Jesus' reference to "someone dressed in fine clothing" living "in royal palaces" may be an allusion to Herod Antipas who arrested and imprisoned John the Baptist. John wore course camel's hair for his garment, and he was firm in his message of repentance. John was not a "reed swayed by the wind" of secular society. Then, in verse 10, Jesus identifies St. John as a prophet of God and a successor of the prophet Malachi: This is the one about whom it is written: 'Behold, I am sending my messenger ahead of you; he will prepare your way before you.' Malachi was the last old covenant prophet to write a prophetic book. He lived in the post-exile period (5th century BC). Jesus quotes the prophecy of God's "messenger" from Malachi 3:1. The passage in Malachi 3:1 repeats the promise of the precursor of the Messiah that was already promised in the "prophetic voice" prophecy of Isaiah that St. John quoted of himself (Is 40:3 quoted in Mt 3:3) and who Malachi identified with the 9th century BC prophet Elijah in Malachi 3:23. Also see Mk 1:2-3 (quotes both Mal 3:1 and Is 40:3-5); Lk 3:4-6 (quotes Is 40:3-5) and Jn 1:23 (quotes Is 40:3).
11Amen, I say
to you, among those born of women there has been none greater than John the
Baptist; yet the least in the kingdom of heaven is greater than he.
In these two statements concerning St. John the Baptist, Jesus declares that John is the greatest of the Old Testament/Old Covenant prophets because God chose John to prepare the way for the Messiah and to proclaim the coming of the Kingdom. However, since the coming of the Kingdom has not yet been fulfilled, he is still in the age of those not yet glorified by the Passion and Resurrection of the Christ. After Jesus' Resurrection and Ascension, the saints whose mission is to proclaim the Gospel of salvation to all mankind will have a greater mission than St. John and therefore greater glory.

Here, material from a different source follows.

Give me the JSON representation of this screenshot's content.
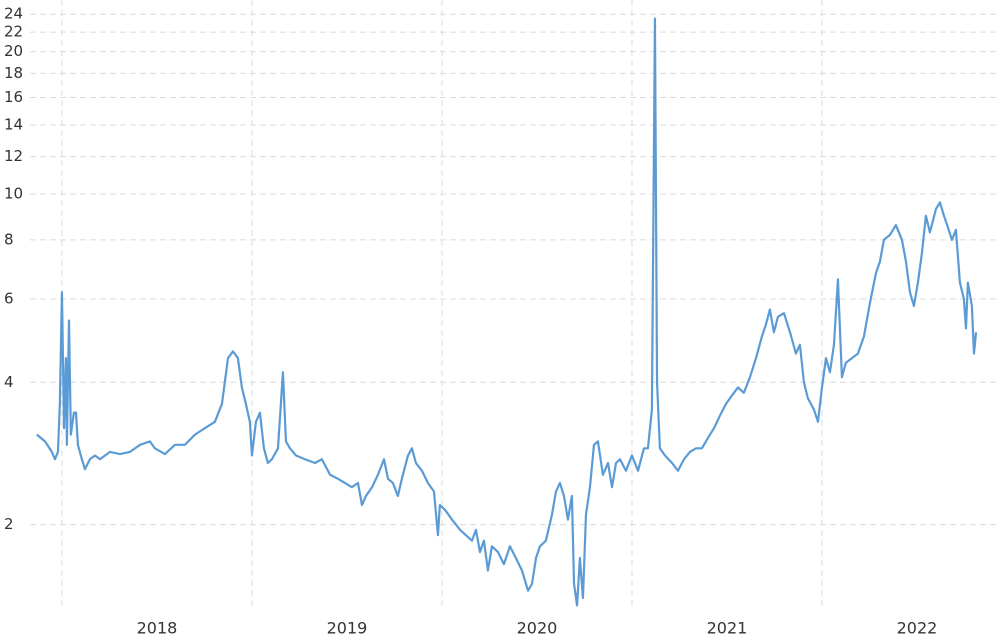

There is no personal slight intended concerning St. John in Jesus' statement. Jesus is speaking of epochs of man rather than persons. John is part of the Old Covenant and will not live to see the inauguration of the New Covenant. However, St. John will also receive the Infinite Merit of the grace of salvation through the death, burial and resurrection of Jesus Christ. He will be admitted into the gates of heaven with all the other righteous souls in Sheol (CCC 633) who are liberated by the Messiah's perfect sacrifice on the altar of the Cross (1 Pt 3:19-20; 4:6).